深沢秋男『旗本夫人が見た江戸のたそがれ』はどうか。
残念ながら、一次資料の持つ魅力を存分に引き出せたと言えない。
原因はいくつかある。
一つは、
時代背景を説明するために、一次資料の紹介部分を削った
ことだ。井関隆子の日記が書かれた天保11(1840)年1月1日から天保15年10月11日までの5年間が激動の時代であったことを説明するのに、かなりの紙幅を割いている。
二つは
一次資料の現代語訳がぞんざい
という点だ。井関隆子の日記は文字も文章も流麗である。その
一次資料のよさ
を現代語訳が生かし切っていない。
文は人なり
という。井関隆子の魅力を伝えるためには、もっと現代語訳の部分に心を砕くべきであろう。
これは編集者の問題でもあるのだが、
日記の体裁を破らず、時代背景を入れ込んで編集する
という手もあったはずだ。
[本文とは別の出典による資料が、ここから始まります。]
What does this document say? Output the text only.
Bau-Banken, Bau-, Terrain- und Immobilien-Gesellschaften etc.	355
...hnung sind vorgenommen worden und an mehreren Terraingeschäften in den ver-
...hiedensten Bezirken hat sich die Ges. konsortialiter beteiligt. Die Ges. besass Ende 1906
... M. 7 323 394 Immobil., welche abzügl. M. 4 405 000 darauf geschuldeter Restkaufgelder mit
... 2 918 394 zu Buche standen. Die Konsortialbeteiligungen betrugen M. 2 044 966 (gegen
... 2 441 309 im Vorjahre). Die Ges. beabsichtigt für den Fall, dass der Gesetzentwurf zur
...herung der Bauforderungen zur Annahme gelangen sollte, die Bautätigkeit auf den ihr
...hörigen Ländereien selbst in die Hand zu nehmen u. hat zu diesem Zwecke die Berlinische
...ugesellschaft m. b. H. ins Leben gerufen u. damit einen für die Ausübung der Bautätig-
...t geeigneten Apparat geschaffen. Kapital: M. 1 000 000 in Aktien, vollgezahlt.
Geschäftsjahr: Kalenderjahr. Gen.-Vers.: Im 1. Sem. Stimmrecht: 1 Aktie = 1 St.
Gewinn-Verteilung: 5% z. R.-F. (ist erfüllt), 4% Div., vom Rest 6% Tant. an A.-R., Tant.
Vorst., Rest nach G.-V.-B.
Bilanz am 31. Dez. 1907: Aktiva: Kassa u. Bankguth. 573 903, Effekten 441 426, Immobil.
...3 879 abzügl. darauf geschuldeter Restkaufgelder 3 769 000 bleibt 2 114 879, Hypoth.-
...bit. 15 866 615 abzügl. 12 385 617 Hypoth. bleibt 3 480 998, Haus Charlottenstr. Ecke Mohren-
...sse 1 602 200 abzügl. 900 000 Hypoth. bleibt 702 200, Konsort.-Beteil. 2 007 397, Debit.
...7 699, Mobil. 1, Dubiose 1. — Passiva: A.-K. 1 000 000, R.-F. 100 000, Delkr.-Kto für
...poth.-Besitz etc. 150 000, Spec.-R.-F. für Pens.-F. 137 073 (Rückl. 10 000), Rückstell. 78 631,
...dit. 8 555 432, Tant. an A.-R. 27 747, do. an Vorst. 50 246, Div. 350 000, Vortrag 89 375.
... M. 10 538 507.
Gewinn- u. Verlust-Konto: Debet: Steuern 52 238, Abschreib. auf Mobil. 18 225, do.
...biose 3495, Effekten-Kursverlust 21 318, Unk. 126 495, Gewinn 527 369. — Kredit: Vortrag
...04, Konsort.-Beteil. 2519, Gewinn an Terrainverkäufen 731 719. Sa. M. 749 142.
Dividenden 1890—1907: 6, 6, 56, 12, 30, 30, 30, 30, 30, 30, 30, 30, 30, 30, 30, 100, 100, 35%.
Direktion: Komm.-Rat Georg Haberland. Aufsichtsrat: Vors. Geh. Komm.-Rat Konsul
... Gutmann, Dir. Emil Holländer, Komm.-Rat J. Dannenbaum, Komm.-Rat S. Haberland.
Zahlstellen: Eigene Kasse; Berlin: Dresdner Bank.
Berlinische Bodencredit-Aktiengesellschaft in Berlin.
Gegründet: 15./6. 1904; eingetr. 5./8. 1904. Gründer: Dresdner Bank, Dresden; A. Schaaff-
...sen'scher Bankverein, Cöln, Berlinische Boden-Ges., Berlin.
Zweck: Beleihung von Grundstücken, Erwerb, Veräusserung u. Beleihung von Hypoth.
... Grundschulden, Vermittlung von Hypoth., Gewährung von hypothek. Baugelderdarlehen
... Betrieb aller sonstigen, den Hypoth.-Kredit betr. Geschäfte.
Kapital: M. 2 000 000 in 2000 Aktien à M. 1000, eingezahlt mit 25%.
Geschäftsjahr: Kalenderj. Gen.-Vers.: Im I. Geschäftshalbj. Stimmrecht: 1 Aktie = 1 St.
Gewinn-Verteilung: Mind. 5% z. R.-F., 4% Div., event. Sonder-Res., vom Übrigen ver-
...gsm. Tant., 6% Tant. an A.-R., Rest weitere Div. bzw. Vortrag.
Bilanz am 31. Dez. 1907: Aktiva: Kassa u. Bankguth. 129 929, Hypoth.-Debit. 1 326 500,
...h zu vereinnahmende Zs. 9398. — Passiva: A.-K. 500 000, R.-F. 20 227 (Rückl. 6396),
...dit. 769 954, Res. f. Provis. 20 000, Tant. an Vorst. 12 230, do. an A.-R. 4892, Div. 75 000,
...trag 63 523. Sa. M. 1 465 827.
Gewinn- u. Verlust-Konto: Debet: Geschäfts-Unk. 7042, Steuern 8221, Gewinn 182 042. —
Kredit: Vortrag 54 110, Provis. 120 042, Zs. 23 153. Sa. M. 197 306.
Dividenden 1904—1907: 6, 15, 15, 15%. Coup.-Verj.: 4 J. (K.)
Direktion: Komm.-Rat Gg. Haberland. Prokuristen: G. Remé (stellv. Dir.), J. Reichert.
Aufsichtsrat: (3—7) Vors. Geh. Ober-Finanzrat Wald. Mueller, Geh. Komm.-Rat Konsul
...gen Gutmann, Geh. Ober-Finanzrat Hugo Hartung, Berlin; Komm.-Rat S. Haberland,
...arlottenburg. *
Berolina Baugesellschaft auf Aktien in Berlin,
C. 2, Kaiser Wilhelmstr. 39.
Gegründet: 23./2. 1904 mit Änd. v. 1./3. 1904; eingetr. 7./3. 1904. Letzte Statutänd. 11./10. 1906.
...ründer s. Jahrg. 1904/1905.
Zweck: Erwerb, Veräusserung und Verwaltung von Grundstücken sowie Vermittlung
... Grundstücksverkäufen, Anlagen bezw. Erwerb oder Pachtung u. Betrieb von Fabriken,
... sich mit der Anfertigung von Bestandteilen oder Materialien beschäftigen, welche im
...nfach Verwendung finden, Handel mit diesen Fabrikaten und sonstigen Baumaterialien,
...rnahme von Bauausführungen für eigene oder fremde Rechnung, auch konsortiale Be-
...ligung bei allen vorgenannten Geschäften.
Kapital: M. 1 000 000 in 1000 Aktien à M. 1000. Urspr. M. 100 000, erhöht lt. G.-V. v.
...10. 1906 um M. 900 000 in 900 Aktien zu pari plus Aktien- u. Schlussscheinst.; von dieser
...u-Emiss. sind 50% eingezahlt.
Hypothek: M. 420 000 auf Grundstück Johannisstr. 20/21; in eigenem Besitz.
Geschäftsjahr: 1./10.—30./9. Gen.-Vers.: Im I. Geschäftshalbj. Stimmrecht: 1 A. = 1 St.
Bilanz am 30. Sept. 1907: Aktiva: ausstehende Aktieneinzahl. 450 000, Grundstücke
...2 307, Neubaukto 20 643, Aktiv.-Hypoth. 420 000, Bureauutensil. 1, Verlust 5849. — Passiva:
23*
日記本文の分量が少なく、時代の流れが読めない編集になっており、短い本文に同じ資料が重複したりする不備のために、非常に浅薄な印象を受けるのは、『井関隆子日記』の資料としての価値を考えるならば、実に惜しい。
新書が矢継ぎ早に出ていて、編集者の力量が追いついてないというのを痛感させる出来である。